7. **Update all tests** that construct `TlsIdentity::RawKey`:
- `endpoint.rs` tests: `iroh::SecretKey::generate(&mut csprng)` →
`Ed25519SecretKey::generate()`.
- Any test in `config.rs` that constructs `RawKey`.
### What NOT to change
- `TlsIdentity::X509` and `SelfSigned` — untouched by this task.
- The `endpoint-request-client-cert` task (server config client auth) —
independent, can proceed in parallel or before/after this task.
- ACME — separate follow-up task (`core/acme-integration`).
## Acceptance Criteria
- [ ] `ed25519-dalek` is a direct dependency of alknet-core
- [ ] `Ed25519SecretKey` type exists with `generate`, `from_bytes`, `as_bytes`, `public`; redacting `Debug`; `ZeroizeOnDrop`
- [ ] `TlsIdentity::RawKey` uses `Ed25519SecretKey`, not `iroh::SecretKey`
- [ ] `TlsIdentity::RawKey` is not gated behind `#[cfg(feature = "iroh")]`
- [ ] `RawKeyCertResolver` and `Ed25519SigningKey` are gated `#[cfg(feature = "quinn")]` only (not `all(feature = "quinn", feature = "iroh")`)
- [ ] `build_iroh_endpoint` converts `Ed25519SecretKey` → `iroh::SecretKey::from_bytes`
- [ ] `cargo build -p alknet-core --features quinn` (no iroh) succeeds with `TlsIdentity::RawKey` usable
- [ ] `cargo build -p alknet-core --all-features` succeeds
- [ ] `cargo test -p alknet-core --all-features` succeeds
- [ ] `cargo test -p alknet-core --features quinn` succeeds (quinn-only, no iroh)
- [ ] `cargo clippy -p alknet-core --all-features --all-targets` clean
- [ ] `cargo clippy -p alknet-core --features quinn --all-targets` clean
## References
- ADR-027 — full design rationale
- crates/alknet-core/src/config.rs:33-41 — `TlsIdentity` enum
- crates/alknet-core/src/endpoint.rs:593-689 — `RawKeyCertResolver`, `Ed25519SigningKey`
- crates/alknet-core/src/endpoint.rs:511-538 — `build_iroh_endpoint` (conversion site)
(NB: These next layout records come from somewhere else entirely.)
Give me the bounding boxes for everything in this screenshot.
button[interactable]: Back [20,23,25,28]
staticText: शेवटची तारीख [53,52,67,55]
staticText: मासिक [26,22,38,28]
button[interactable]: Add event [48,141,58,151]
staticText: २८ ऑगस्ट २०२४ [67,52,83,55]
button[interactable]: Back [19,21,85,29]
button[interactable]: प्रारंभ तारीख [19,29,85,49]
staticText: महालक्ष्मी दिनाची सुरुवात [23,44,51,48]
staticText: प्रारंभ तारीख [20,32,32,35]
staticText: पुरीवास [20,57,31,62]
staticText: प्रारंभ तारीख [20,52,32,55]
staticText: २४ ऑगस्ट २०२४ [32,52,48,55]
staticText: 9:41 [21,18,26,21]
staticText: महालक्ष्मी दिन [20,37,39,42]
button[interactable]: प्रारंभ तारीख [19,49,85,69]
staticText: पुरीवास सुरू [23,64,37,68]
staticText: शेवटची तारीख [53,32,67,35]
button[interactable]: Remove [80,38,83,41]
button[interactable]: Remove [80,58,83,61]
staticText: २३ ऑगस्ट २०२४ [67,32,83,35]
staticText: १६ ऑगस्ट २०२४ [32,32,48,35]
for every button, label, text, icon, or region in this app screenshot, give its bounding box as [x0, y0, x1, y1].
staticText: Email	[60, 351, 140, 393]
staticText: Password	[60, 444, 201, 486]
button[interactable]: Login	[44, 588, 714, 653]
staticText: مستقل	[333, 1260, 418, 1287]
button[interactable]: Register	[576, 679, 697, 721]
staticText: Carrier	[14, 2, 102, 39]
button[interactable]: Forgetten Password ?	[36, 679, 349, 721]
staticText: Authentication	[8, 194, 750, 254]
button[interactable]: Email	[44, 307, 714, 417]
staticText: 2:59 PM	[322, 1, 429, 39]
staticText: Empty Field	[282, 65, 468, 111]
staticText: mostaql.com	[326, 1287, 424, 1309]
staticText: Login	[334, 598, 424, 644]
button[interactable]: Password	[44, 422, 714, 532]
- crates/alknet-core/src/endpoint.rs:484-495 — `build_rustls_server_config` RawKey arm
- /workspace/iroh/iroh-base/src/key.rs:261 — `iroh::SecretKey(SigningKey)` newtype
## Notes
> This is the foundation task for ADR-027. The ACME task
> (`core/acme-integration`) depends on this one because both modify
> `TlsIdentity` and `build_rustls_server_config`. Doing decoupling first
> means the ACME task builds on the cleaned-up enum without iroh coupling.